Our group has decided to discuss sex ed for our deliberation this month.
We believe that this is a subject that is usually considered taboo do discuss in public, and that is exactly why we need to bring it to the deliberation table. We know that some states in the US require sexual education for middle and high school aged students, but we also know, partially from our own experiences, that our current sex ed system is certainly not proactive about teaching safe sex practices, but in many cases actively harming adolescents.

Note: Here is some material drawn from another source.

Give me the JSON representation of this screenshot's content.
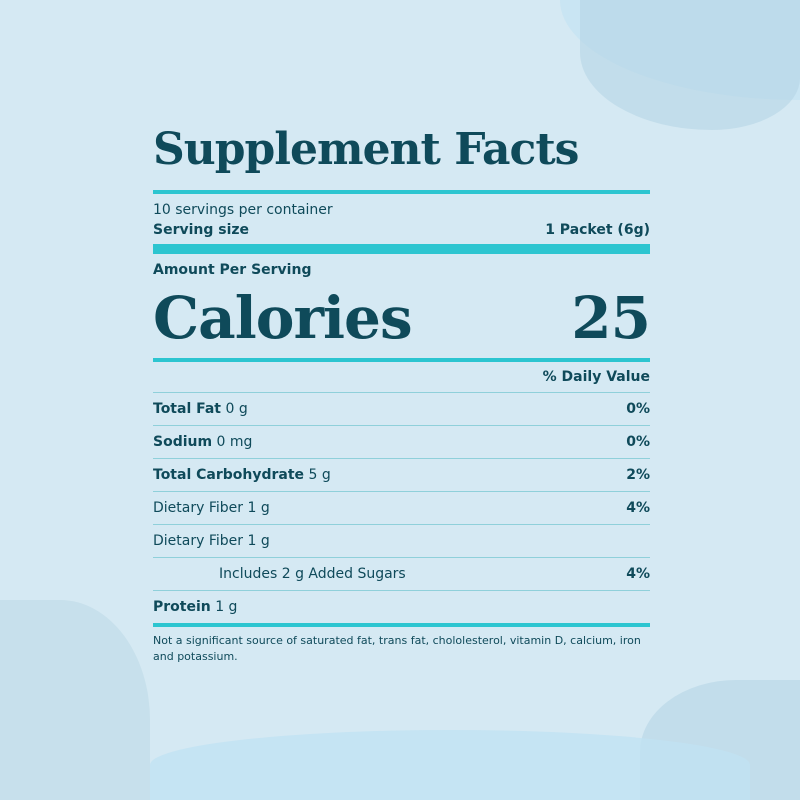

We discovered that many students reach college without knowing how to properly use condoms, and are uninformed about the risks and consequences of STDs and sexual harassment. Our group wants to meet with members of the State College community to figure out what the pros and cons are of our current system, and to discuss potential ways to create a more comprehensive and inclusive sexual education curriculum in the United States.
We have broken our deliberation into 3 approaches to cover three different aspects of the sex ed conversation – first, the medical misconceptions regarding birth control and vaccinations, followed by a look at the social stigmas associated with sex and human functions, and finally the effect of sex ed on harassment and rape in our culture.
My role in our deliberation is to tackle our second approach: Social Stigma. Our sub team is working to find out how our current sex ed curricula promote unhealthy patterns including homophobia, period shaming, and double standards for sexual behavior between genders. So far we have found that LGBTQA students are far more likely to get STDs and be uncomfortable seeking answers to their questions regarding sexual health because sex ed is taught from a strictly heterosexual perspective (read the Center for American Progress’ article ). We also found that most American girls grow up with the idea that menstruation is a dirty function, and that “men don’t like to hear about it.”
We will be continuing our research and developing several key questions to put in our deliberation packet. We hope to spark conversation on campus and in State College about sex ed, and how it desperately needs new regulation. We want to point out that the way students learn about sex, sexual health, and respect for intimate partners is incredibly important, and our country would benefit from enhancing our sex ed curricula – let’s talk about sex ed baby!